I am analyzing the polarization state of a monochromatic, coherent light source, for which I know the Jones vector of the polarization,
$$
\mathbf E
=\begin{pmatrix}E_x\\E_y\end{pmatrix}
=\begin{pmatrix}|E_x|e^{i\varphi_x}\\|E_y|e^{i\varphi_y}\end{pmatrix},
$$
and I would like to expand it in terms of a major and a minor axis of ellipticity, i.e. in the form
$$
\mathbf E=
e^{i\varphi}\left(
A \hat{\mathbf u} + i B\hat{\mathbf v}
\right)
=
e^{i\varphi}\left(
A
\begin{pmatrix}\cos(\theta)\\ \sin(\theta)\end{pmatrix}
+ i B
\begin{pmatrix}-\sin(\theta)\\ \cos(\theta)\end{pmatrix}
\right),
$$
or as shown graphically as follows:
Wikipedia provides a multi-step procedure going through the Stokes parameters, but I'm thinking there is surely a cleaner and more direct way to get $A$, $B$, $\hat{\mathbf u}$, $\hat{\mathbf v}$, $\theta$, and the components $A \hat{\mathbf u}$ and $B\hat{\mathbf v}$, from $E_x$ and $E_y$, and it's not particularly obvious from the search results I can find.
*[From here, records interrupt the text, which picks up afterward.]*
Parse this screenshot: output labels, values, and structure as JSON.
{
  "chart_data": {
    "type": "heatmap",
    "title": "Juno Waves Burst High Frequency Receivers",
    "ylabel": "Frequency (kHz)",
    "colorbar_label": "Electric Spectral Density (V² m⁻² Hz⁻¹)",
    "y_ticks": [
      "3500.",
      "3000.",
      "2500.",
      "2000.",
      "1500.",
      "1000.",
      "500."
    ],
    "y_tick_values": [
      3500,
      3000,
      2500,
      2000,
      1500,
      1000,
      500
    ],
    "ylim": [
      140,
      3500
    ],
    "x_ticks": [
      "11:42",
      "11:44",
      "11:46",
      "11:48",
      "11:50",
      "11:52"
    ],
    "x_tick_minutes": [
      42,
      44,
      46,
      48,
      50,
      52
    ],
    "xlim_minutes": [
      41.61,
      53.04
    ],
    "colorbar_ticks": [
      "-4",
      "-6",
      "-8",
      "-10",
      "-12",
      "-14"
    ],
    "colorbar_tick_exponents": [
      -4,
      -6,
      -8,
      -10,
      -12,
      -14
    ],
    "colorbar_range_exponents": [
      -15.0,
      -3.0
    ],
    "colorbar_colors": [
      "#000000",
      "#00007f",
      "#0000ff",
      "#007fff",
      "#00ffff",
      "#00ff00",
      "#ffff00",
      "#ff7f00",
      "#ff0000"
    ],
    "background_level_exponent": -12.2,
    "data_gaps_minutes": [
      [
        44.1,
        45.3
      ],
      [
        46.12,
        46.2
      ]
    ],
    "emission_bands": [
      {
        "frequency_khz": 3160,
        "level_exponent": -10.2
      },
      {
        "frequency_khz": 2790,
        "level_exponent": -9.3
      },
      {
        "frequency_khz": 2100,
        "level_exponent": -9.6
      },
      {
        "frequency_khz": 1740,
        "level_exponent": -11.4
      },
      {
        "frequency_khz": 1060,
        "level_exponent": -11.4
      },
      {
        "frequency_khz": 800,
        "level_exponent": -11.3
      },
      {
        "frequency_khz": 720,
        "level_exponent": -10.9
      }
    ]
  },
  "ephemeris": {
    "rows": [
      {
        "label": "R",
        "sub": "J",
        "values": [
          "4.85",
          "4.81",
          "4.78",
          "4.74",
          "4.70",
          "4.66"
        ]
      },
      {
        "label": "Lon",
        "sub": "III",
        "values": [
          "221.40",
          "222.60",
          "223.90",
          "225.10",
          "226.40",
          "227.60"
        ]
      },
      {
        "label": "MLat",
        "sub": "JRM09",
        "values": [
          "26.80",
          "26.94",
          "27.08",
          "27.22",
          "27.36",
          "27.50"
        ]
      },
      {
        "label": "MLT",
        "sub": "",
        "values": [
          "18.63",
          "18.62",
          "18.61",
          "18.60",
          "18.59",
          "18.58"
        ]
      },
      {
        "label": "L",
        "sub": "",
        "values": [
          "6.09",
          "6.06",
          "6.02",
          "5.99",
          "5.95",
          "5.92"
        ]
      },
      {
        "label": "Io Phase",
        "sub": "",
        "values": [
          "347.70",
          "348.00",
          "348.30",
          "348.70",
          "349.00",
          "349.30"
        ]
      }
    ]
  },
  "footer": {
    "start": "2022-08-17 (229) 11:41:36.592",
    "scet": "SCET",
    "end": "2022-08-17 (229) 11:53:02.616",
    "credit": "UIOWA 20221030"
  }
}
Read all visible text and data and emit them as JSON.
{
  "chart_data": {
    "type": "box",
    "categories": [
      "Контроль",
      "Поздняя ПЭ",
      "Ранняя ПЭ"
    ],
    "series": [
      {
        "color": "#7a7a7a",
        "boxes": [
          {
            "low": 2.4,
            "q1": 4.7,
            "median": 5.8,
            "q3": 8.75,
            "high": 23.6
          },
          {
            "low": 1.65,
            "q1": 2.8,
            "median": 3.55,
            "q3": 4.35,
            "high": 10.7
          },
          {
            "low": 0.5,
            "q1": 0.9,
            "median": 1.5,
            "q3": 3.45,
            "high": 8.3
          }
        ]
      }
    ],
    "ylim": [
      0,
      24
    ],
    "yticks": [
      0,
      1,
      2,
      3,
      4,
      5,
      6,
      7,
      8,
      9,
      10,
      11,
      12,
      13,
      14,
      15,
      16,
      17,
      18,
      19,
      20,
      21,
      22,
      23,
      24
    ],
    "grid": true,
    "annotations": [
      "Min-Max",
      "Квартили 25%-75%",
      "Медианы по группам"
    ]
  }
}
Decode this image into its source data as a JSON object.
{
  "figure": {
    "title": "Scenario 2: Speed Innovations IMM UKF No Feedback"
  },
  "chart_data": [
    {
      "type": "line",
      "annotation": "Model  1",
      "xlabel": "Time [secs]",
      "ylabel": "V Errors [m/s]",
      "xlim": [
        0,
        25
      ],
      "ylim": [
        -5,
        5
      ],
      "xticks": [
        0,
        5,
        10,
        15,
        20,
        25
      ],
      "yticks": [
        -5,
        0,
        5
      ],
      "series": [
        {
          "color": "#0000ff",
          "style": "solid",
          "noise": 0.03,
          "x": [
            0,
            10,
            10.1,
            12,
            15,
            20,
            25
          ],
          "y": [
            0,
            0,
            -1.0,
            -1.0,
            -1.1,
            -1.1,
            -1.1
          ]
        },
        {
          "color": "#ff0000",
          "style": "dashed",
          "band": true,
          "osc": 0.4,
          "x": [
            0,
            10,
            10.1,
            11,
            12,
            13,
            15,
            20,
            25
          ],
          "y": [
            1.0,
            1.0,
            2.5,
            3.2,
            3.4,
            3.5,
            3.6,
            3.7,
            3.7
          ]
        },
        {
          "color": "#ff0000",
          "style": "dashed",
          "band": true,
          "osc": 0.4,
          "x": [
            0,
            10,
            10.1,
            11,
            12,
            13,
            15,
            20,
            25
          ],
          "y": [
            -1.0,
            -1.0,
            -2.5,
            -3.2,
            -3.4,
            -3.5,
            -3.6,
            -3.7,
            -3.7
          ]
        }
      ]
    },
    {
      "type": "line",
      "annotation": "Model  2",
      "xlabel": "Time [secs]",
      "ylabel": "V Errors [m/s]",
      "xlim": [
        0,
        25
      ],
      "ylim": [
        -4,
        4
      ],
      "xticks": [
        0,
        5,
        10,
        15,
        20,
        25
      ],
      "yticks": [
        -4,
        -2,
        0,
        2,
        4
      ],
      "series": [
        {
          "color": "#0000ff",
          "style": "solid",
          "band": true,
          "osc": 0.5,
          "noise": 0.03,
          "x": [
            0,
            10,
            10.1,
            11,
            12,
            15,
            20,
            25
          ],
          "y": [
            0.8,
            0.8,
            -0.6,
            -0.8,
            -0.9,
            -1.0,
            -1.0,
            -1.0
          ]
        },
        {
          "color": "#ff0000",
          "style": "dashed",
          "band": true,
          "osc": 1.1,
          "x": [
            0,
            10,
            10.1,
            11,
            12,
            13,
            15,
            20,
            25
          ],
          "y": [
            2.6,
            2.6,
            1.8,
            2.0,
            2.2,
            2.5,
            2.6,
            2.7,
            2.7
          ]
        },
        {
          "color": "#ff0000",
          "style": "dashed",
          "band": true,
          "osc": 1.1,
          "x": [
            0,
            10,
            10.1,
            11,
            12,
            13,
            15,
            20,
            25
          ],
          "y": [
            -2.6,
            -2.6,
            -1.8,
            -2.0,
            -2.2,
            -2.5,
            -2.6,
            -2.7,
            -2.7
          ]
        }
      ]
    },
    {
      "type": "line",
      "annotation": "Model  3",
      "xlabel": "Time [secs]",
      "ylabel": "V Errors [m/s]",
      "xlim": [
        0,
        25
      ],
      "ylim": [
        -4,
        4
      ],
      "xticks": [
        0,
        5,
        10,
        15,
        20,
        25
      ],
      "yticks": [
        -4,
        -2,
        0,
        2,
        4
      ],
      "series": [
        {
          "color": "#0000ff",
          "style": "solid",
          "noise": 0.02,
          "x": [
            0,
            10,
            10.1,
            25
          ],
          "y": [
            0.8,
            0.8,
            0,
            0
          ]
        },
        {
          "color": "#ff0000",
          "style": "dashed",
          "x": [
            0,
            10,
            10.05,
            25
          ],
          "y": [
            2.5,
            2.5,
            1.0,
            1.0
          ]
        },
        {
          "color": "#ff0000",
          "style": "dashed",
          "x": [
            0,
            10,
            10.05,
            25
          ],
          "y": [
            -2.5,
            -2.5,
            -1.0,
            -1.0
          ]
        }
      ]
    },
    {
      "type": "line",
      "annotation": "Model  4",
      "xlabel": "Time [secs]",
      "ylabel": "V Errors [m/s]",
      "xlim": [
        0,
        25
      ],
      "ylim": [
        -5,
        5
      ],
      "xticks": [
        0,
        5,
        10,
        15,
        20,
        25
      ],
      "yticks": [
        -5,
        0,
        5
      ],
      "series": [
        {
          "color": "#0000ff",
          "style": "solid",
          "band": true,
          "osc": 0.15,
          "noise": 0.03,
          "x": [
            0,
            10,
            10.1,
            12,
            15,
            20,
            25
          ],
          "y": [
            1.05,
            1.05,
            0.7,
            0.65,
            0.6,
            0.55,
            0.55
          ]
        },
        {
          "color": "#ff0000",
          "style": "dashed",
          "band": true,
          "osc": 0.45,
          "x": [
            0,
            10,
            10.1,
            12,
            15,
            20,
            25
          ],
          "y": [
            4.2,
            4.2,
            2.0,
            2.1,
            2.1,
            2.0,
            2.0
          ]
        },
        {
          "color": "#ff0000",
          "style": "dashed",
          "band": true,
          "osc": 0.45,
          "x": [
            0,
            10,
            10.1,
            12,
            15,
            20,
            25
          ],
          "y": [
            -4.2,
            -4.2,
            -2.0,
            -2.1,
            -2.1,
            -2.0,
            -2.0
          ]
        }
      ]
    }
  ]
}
What's the cleanest way to do this?
To be clear: what I think is lacking from the existing resources, and what the question is directly asking for, is an explicit set of connections, as simple as possible, for the named parameters (all of $A$, $B$, $\hat{\mathbf u}$, $\hat{\mathbf v}$, $\theta$, and the components $A \hat{\mathbf u}$ and $B\hat{\mathbf v}$), in terms of the Cartesian components $E_x$ and $E_y$. Schemes that simply send to some other set of complex manipulations are already available from Wikipedia and are not what the question is asking for.
Best Answer
Let me try a second time. I use https://math.stackexchange.com/questions/1204131/converting-a-rotated-ellipse-in-parametric-form-to-cartesian-form as a resource.
Prior Manipulations
The physical electric field is
$$\mathbf{E}_{phys} = Re\left[\mathbf{E} e^{i\omega t}\right] = Re\left[\begin{pmatrix}|E_x|e^{i\varphi_x}\\|E_y|e^{i\varphi_y}\end{pmatrix}e^{i\omega t}\right] = \begin{pmatrix}|E_x|\cos(\omega t + \varphi_x)\\|E_y| \cos(\omega t + \varphi_y)\end{pmatrix} = \begin{pmatrix}|E_x|\left[\cos(\omega t)\cos(\varphi_x) - \sin(\omega t) \sin(\varphi_x) \right]\\|E_y| \left[\cos(\omega t)\cos(\varphi_y) - \sin(\omega t) \sin(\varphi_y) \right]\end{pmatrix}$$
This is a parametric equation for an ellipse, which is traced by the electric field.
Major axes angle
Let
$$a=|E_x|\cos(\varphi_x)$$
$$b=|E_x|\sin(\varphi_x)$$
$$c=|E_y|\cos(\varphi_y)$$
$$d=|E_y|\sin(\varphi_y)$$
Then by comparison with the linked math.SE question the accepted answer states that the major and minor axes point on the ellipse (which is centred on the origin) fulfill
$$\omega t={1\over2}\arctan{2(ab+cd)\over(a^2+c^2)-(b^2+d^2)}+{k\pi\over2}\qquad(0\leq k\leq3)\ .$$
Expansion required by the OP
Indeed this quantity is the angle $\theta$ in the expansion appearing in the OPs question. However depending on which value for $k$ is chosen in may be $\pi/2 - \theta$, a case distinction depending on the sector of the arctan is necessary.
This of course also yields $\hat{u}$ and $\hat{v}$, so the expansion can now be easily obtained by projecting the Jones vector this basis.
The formulae may be along, but constitute a close form solution to the problem up to the case distinction of choosing $k$. I do not see how a simpler solution can exist, since the formula give for the angle given does not seem algebraically reducible.